US 12,130,781 B2
Sparse files aware rolling checksum
Giuseppe Scrivano, Milan (IT)
Assigned to Red Hat, Inc., Raleigh, NC (US)
Filed by Red Hat, Inc., Raleigh, NC (US)
Filed on Apr. 28, 2022, as Appl. No. 17/731,955.
Prior Publication US 2023/0350852 A1, Nov. 2, 2023
Int. Cl. G06F 16/00 (2019.01); G06F 16/11 (2019.01); G06F 16/13 (2019.01); G06F 16/178 (2019.01)

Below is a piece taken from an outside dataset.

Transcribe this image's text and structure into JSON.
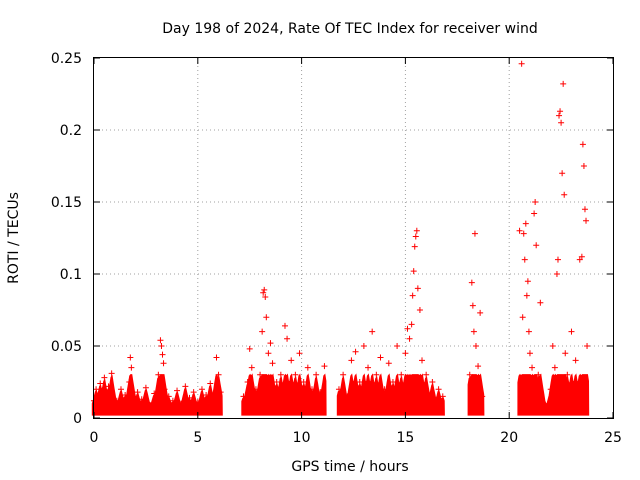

CPC G06F 16/178 (2019.01) [G06F 16/113 (2019.01); G06F 16/137 (2019.01)] 20 Claims
OG exemplary drawing
 
1. A method, comprising:
passing, in sequence, each byte of an archival file stored on a source system to a hash function; and
detecting that a first sequence of bytes from the archival file produces outputs from the hash function of zero, wherein a first number of bytes in the first sequence of bytes satisfies a chunk-end threshold;
determining that the first sequence of bytes is located in a hole in the archival file of a greater number of bytes than the chunk-end threshold;
designating a hole-chunk of the archival file that includes first metadata for a first location and a first length of the hole in the archival file;
detecting that a second sequence of bytes from the archival file produces outputs from the hash function of non-zero, wherein a second number of bytes in the second sequence of bytes satisfies the chunk-end threshold;
designating a data-chunk that includes second metadata of a second location and a second length of the second sequence of bytes in the archival file and a hashed value of the second sequence of bytes, wherein the second metadata configures a destination system to ignore the hole-chunk and its additional metadata during synchronization of the archival file;
receiving a request to transmit the archival file to the destination system; and
synchronizing the archival file with respect to the destination system by transmitting the second metadata and the archival file to the destination system by transmitting, from the source system to the destination system, the data-chunk and not transmitting the hole-chunk and the additional metadata.